Clean up efforts are underway at Tennessee Gas where an explosion rocked the Ansley Compressor Station in Hancock County Tuesday night.
DEQ officials say the explosion happened when lightning struck a tank full of used oil. No one was injured, and there appears to be only minimal damage to the environment.
"The one tank that was totally destroyed contained about 4,000 gallons of used oil in there. The majority of that oil stayed inside the perimeter, the berm area, so that was easily vacuumed... A couple of hundred gallons actually went outside onto the grass and onto the ground," Earl Etheridge, a field supervisor with the Mississippi DEQ, said.
Fortunately Etheridge says the impact to the environment will be minimal.
"If it had got out into the ditches and flowed into the neighborhood, then we'd have a real problem. But everything was inside their fence line. Everything that did get out is on their property."
The explosion could be heard miles away.
Judy Propst lives about 500 feet from Tennessee Gas. She was watching television when she heard the blast.
"It literally sounded like somebody had set a bomb off. It was very, very loud."
Fire officials say the blast was so massive it blew the main part of the tank clear across the street from the plant, about 400 feet into the woods.

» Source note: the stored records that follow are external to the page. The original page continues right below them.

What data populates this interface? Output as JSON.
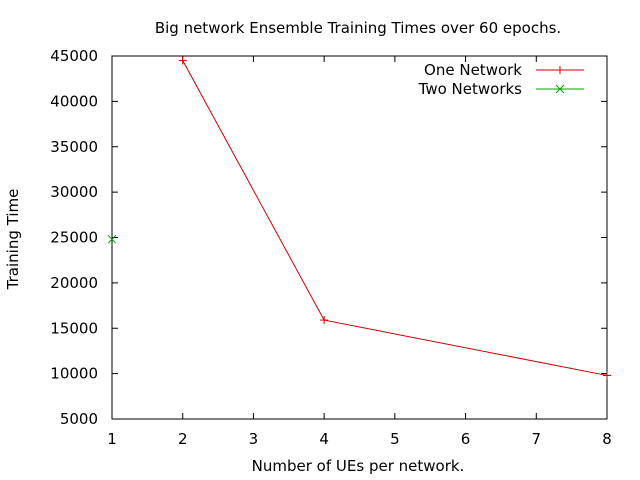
{
  "chart_data": {
    "type": "line",
    "title": "Big network Ensemble Training Times over 60 epochs.",
    "xlabel": "Number of UEs per network.",
    "ylabel": "Training Time",
    "xlim": [
      1,
      8
    ],
    "ylim": [
      5000,
      45000
    ],
    "xticks": [
      1,
      2,
      3,
      4,
      5,
      6,
      7,
      8
    ],
    "yticks": [
      5000,
      10000,
      15000,
      20000,
      25000,
      30000,
      35000,
      40000,
      45000
    ],
    "grid": false,
    "legend_position": "top-right",
    "series": [
      {
        "name": "One Network",
        "color": "#cc0000",
        "marker": "plus",
        "points": [
          {
            "x": 2,
            "y": 44500
          },
          {
            "x": 4,
            "y": 15900
          },
          {
            "x": 8,
            "y": 9800
          }
        ]
      },
      {
        "name": "Two Networks",
        "color": "#00a000",
        "marker": "cross",
        "points": [
          {
            "x": 1,
            "y": 24800
          }
        ]
      }
    ]
  }
}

"It was scary. It makes me wonder about the future of it," Propst said.
The compressor station is automated, so it's not manned around the clock. In fact, the plant has been closed for maintenance for the past few months.
Propst and her neighbor, Alfred Serio, say they'd feel safer with someone there at all times.
"If somebody's not walking around and checking things every now and then, they don't know if anything's going on."
DEQ officials say Tennessee Gas won't be penalized because a lightening strike caused the accident.
"But they do have a responsibility, even though it was an act of God, to do the proper thing with the cleanup," Etheridge said.
DEQ officials estimate it should take about week to do the clean up work.